The first part of this recipe is preparing the ice cream mix. The half-and-half, sugar, cinnamon sticks and vanilla beans are cooked over the stove until warm. Then the cinnamon sticks and vanilla bean are removed, and egg yolks are slowly added in. This is then cooked until thick, and then the custard is strained. Finally, the heavy cream and ground cinnamon are added in. This is refrigerated until it’s completely cooled.
Next, if you’re making your own tortillas for the cinnamon crisps, you’ll want to get started on the dough. This involves combining the dry ingredients, cutting in the butter / vegetable shortening, pouring in hot water, and then kneading and covering for an hour. Then the dough is rolled out (or use a tortilla press if you have one!) and cooked for about 30 seconds per side until done.
Once the ice cream mixture is cooled, it’s churned in your ice cream machine according to the machine’s directions, and then put into containers to store in the fridge for several hours.
I realized too late that my ice cream maker recommends 6 hours of refrigeration first if making an ice cream using cooked egg yolks, like this one does, so my ice cream was actually a little softer than soft-serve when it was done. Otherwise I’m normally a fan of the soft-serve consistency of freshly churned ice cream! Once frozen for several hours, though, it was the perfect consistency – firm yet still soft enough to scoop easily.
While the ice cream froze, I finished off the cinnamon crisps. The tortillas are brushed with butter, sprinkled with cinnamon-sugar, and cooked until they can be broken into pieces.
Serve scoops of ice cream with the cinnamon crisps, and enjoy!
I can’t say I’ve ever had cinnamon ice cream before, but this tastes pretty much exactly like what I’d expected cinnamon ice cream to taste. It’s like eating (very creamy and delicious) vanilla ice cream with cinnamon mixed in. It’s pretty good! I wouldn’t normally order it at an ice cream parlor, but I still really enjoyed it.
The cinnamon crisps by themselves were only okay. They reminded me of cinnamon toast crunch, but drier and extra toasted. They went really well with the ice cream though.
I would recommend serving with chocolate or caramel sauce (or both)…yummy!
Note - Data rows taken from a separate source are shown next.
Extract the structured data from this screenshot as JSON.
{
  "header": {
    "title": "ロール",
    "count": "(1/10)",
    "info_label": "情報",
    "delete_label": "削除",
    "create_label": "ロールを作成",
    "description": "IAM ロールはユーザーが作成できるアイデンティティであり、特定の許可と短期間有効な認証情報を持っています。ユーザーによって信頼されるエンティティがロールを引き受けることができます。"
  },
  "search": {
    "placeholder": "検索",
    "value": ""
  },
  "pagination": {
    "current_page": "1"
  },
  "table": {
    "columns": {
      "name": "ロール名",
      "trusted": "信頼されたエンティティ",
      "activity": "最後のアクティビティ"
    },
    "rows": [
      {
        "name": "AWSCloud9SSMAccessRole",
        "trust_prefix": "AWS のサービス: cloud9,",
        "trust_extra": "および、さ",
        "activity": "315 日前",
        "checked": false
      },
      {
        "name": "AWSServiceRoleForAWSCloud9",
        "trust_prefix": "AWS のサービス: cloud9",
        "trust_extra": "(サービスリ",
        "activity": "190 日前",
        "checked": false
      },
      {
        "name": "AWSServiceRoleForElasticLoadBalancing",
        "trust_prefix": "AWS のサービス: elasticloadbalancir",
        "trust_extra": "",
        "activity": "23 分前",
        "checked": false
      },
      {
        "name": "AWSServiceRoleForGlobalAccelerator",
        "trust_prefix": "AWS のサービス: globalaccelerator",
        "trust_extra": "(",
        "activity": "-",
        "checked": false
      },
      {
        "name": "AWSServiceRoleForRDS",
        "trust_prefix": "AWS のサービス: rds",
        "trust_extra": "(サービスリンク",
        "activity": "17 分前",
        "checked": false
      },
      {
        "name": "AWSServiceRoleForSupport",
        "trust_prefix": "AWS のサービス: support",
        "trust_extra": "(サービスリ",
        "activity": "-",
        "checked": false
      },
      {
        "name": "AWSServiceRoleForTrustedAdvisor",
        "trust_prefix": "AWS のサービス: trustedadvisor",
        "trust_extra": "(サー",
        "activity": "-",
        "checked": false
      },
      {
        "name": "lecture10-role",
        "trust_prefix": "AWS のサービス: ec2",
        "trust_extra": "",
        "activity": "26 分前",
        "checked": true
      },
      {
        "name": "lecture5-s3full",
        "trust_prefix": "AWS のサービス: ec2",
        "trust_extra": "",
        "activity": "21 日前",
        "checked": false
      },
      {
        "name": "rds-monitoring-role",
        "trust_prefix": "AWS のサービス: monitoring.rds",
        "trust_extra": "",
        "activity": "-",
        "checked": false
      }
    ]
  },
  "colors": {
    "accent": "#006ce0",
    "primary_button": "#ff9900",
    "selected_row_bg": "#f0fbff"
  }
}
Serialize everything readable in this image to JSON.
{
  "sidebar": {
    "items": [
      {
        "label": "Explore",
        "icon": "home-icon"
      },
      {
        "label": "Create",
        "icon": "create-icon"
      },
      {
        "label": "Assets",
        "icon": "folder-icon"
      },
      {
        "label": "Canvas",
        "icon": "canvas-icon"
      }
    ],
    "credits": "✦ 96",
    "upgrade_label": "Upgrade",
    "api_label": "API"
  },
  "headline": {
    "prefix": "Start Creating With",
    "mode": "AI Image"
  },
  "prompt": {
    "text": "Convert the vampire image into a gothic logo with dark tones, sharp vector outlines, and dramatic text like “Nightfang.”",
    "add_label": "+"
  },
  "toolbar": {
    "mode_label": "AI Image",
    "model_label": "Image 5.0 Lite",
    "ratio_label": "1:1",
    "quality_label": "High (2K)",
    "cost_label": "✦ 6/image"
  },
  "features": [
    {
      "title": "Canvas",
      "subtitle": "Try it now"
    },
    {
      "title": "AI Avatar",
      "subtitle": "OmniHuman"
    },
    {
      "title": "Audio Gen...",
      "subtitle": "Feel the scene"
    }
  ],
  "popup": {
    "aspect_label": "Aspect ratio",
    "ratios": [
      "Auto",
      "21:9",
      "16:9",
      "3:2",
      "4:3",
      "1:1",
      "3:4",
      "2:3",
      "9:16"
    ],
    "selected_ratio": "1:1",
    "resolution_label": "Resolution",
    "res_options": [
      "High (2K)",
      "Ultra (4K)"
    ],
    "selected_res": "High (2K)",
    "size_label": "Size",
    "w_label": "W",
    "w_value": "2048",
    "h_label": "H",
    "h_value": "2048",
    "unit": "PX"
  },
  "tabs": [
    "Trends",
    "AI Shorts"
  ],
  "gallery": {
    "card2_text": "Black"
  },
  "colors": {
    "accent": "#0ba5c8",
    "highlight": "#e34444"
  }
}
I’ve made some pretty easy ice cream recipes before, but this is not one of them. I wouldn’t say it’s really difficult either, but definitely not easy. It involves basically making a custard over the stove, which could always end up meaning you over or under cook it.
The cinnamon crisps were pretty simple though, especially if you use store bought tortillas!
Most of the ingredients are fairly cheap, but you will need a lot of it – a lot of cream, a lot of sugar, many egg yolks… And you also need cinnamon sticks and vanilla bean, which definitely increase the cost of this recipe overall (though she does say you can substitute with regular vanilla extract).
For the ice cream you’ll need half-and-half, sugar, cinnamon sticks, vanilla bean (or extract), egg yolks, heavy cream, and ground cinnamon. For the cinnamon crisps, you need sugar, cinnamon, tortillas, and butter.